Фронт. Август. Котел под Смоленском. В плену - 310 тысяч солдат и офицеров Красной армии, немцами взято в качестве трофеев около трех тысяч танков и около трех тысяч орудий.
Тыл. Август. Воспоминания М. Штейнберг (продолжение).
"А мы все шли. Конвой нас подбадривал: "Ну немножко, ну вот еще немножко. Вот дойдем до Днепропетровска и больше не будем идти пешком". Но в Днепропетровске не было никакого транспорта, чтобы нас грузить. Все эвакуировались, все было занято, все было переполнено.
И нам сказали, что надо пройти еще до Павлодара - это 140-150 км от Днепропетровска. И мы пошли. Немцы нас уже не догоняли. Да мы и не могли делать ни 70, ни 50 км в день. Мы и 30 не могли пройти. У меня такое впечатление, что эти последние 30 км мы шли неделю. И конвой чуть подобрел: бери сколько хочешь палок. Но палки съедали руки. У нас были страшные руки. Мы же бросили все свои вещи в начале пути, и ни у кого никакой тряпки не было, чтобы завязать эти кровоточащие раны".
Фронт. Август. Котел под Уманью. Немцами взято в плен 103 тысячи солдат и офицеров Красной армии, захвачено 317 танков и 858 орудий.
Воспоминания М. Штейнберг (продолжение).
"Как я шла... Как раненые собаки оставляют на снегу окровавленный след, так каждый шаг мой отпечатывался. На подошвах уже ни сантиметра кожи не было. Но мне казалось, что не очень больно - ощущение боли как-то притупилось.

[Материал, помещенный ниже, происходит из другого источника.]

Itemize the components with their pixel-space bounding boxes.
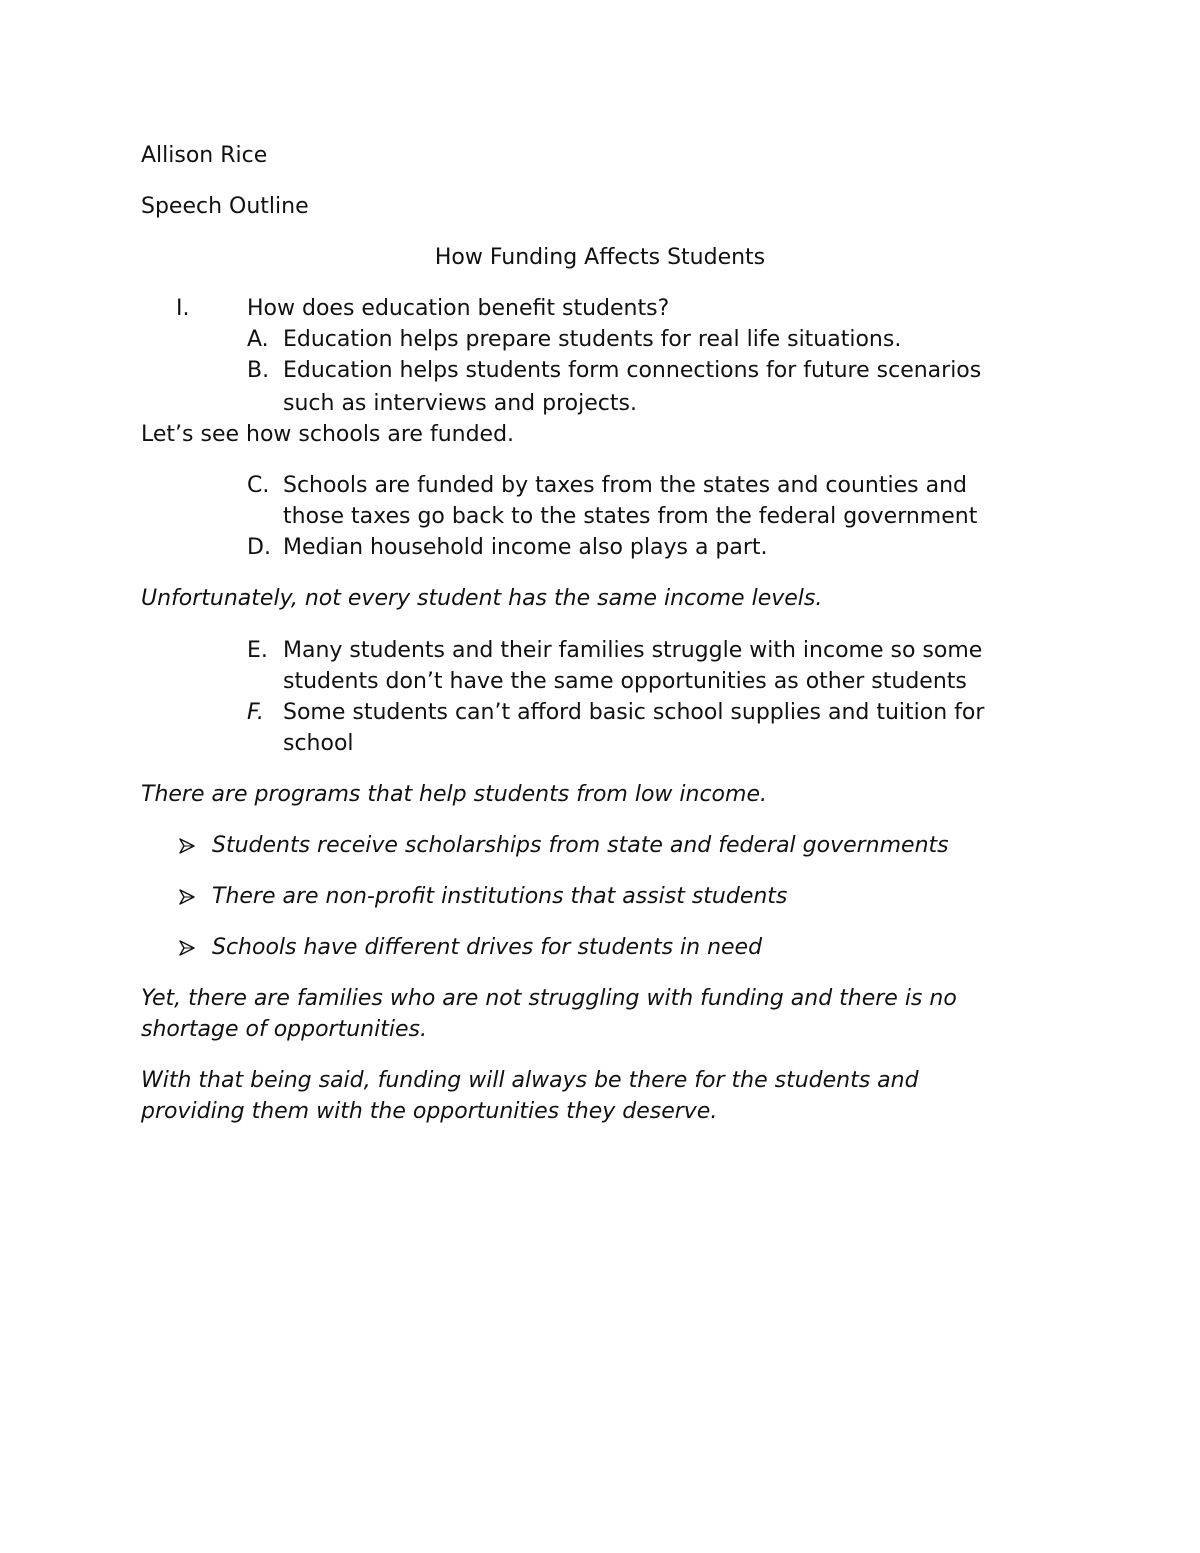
outline-letter-c: C. <box>247 473 270 498</box>
transition-programs: There are programs that help students from low income. <box>141 782 767 807</box>
document-title: How Funding Affects Students <box>434 245 766 270</box>
bullet-scholarships: Students receive scholarships from state and federal governments <box>212 833 949 858</box>
transition-funded: Let’s see how schools are funded. <box>141 422 515 447</box>
author-name: Allison Rice <box>141 143 268 168</box>
closing-para-1-line-1: Yet, there are families who are not struggling with funding and there is no <box>141 986 957 1011</box>
arrow-bullet-icon <box>178 888 196 906</box>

...Нас подвели к вагонам - это были рудовозы. Это такие гигантские деревянные ящики для угля, а сбоку - узенькая лесенка. Но начинается эта лесенка на высоте человеческого роста, так как вагоны стоят на очень высоких рессорах.
Какая женщина могла так поднять ногу, чтобы взобраться на эту лестницу? Никто не мог. Не только я, но даже молодые женщины не могли. И тут конвой озверел. Стали вчетвером у двери вагона и толкали, били:
"Скорей, скорей!" Но когда мы ставили ногу на эту лестницу, то не было сил, чтобы поднять ногу на следующую ступеньку. И даже если нам удавалось подняться до самого верха лестницы, то уже не хватало сил, чтобы спрыгнуть внутрь вагона. Но что делать? Как-то спрыгивали. Прямо на рифленый пол рудовоза. Вагон наполнялся очень быстро. В первый момент мы не отдавали себе отчета в том, что в этом вагоне жутко тесно, что придется ехать в нем почти месяц, что в этих вагонах нет уборных, нет параши, что если начинаются женские функции (у многих они к тому времени еще сохранились), то негде помыться. И, что самое главное, на верху каждого вагона было устроено как бы седалище. Чуть ниже крыши было место, чтобы постелить доски. И вот на этих досках_ехали конвоиры - так что все свои отправления мы должны были делать у них на глазах. У нас еще не выработалась привычка не считаться с этим, еще убивало чувство стыда, еще мучились до предела, до конца терпели. Можно ли представить это? Большинство так ослабло, что не могло дожидаться ведра или параши - все делали под себя. И стояла ужасная вонь и грязь. Потом принесли ведра. Эти ведра должны были выносить через верх, а вагоны выше человеческого роста примерно на метр. Никто не мог поднять ведро на такую высоту, не на что было встать, поэтому становились на людей. Причем это не так, что вот человек встал, а другой встал ему на плечи. Уже никто не стоял - никто не мог стоять, поэтому просто ложились друг на друга. И когда кто-нибудь собирался вылить парашу, он кого-нибудь подтаскивал к тому, кто уже лежал, и клал этих двоих. Шаткая эта подставка из двух лежащих людей не всегда выдерживала, и поэтому ведро часто опрокидывалось не за стенку вагона, а внутрь, на нас".